|
Fast nonstop starteten und landeten die Maschinen beim Wiesenfest
der UL-Fluggruppe Nordeifel. WEILERSWIST-MÜGGENHAUSEN - "Runter
kommen wir immer", meinte Moderator Sebastian Hardt am Samstag auf dem Flugplatzgelände
in Müggenhausen. Dort stieg am Wochenende nicht nur das traditionelle Wiesenfest
der UL-Fluggruppe Nordeifel, sondern auch eine Maschine nach der anderen erhob
sich in den Himmel über Weilerswist. Viele Gäste aus der Nachbarschaft ließen
sich für einen Rundflug über die heimatlichen Ortschaften begeistern und konnten
ihre Häuser einmal von oben ansehen.
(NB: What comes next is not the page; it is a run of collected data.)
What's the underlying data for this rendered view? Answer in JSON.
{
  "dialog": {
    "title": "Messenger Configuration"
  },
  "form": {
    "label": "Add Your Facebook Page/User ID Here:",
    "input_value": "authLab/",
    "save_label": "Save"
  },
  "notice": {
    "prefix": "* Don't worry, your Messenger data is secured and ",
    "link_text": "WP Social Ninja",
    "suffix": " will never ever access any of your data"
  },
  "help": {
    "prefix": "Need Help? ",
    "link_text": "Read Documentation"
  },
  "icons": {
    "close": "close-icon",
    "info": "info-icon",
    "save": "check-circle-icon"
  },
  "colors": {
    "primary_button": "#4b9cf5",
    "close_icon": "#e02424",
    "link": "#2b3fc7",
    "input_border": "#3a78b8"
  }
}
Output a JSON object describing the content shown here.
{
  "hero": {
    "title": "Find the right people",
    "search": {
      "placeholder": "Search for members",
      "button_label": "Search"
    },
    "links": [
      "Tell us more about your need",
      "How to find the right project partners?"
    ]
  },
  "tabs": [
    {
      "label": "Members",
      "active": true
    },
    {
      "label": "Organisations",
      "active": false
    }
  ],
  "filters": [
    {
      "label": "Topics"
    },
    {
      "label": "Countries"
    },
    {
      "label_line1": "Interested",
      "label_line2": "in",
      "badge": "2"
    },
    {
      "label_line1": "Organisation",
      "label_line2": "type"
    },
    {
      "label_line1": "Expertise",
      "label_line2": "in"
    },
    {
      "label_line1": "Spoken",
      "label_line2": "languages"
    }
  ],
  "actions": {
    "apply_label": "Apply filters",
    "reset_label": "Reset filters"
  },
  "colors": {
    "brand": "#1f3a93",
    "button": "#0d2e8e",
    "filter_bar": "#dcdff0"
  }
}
Zur Auswahl standen für die Flüge die
unterschiedlichsten Geräte: Trikes, Doppeldecker, kleine Kabinenflugzeuge und
ein Gyrokopter, der in der Luft auf der Stelle stehen bleiben kann. Alle haben
eines gemeinsam: Sie gehören zur Gruppe der Ultraleichtflieger. Nicht mehr
als 475 Kilogramm darf eine solche Maschine einschließlich zweier Passagiere und
Kraftstoff wiegen. Bei rund 300 Kilogramm Eigengewicht der Flieger ist das
eine Herausforderung an die schlanke Linie. Schwergewichtige werden als Ultraleicht-Flieger
einsam, denn für einen "Beifahrer" reicht die Reserve dann nicht mehr.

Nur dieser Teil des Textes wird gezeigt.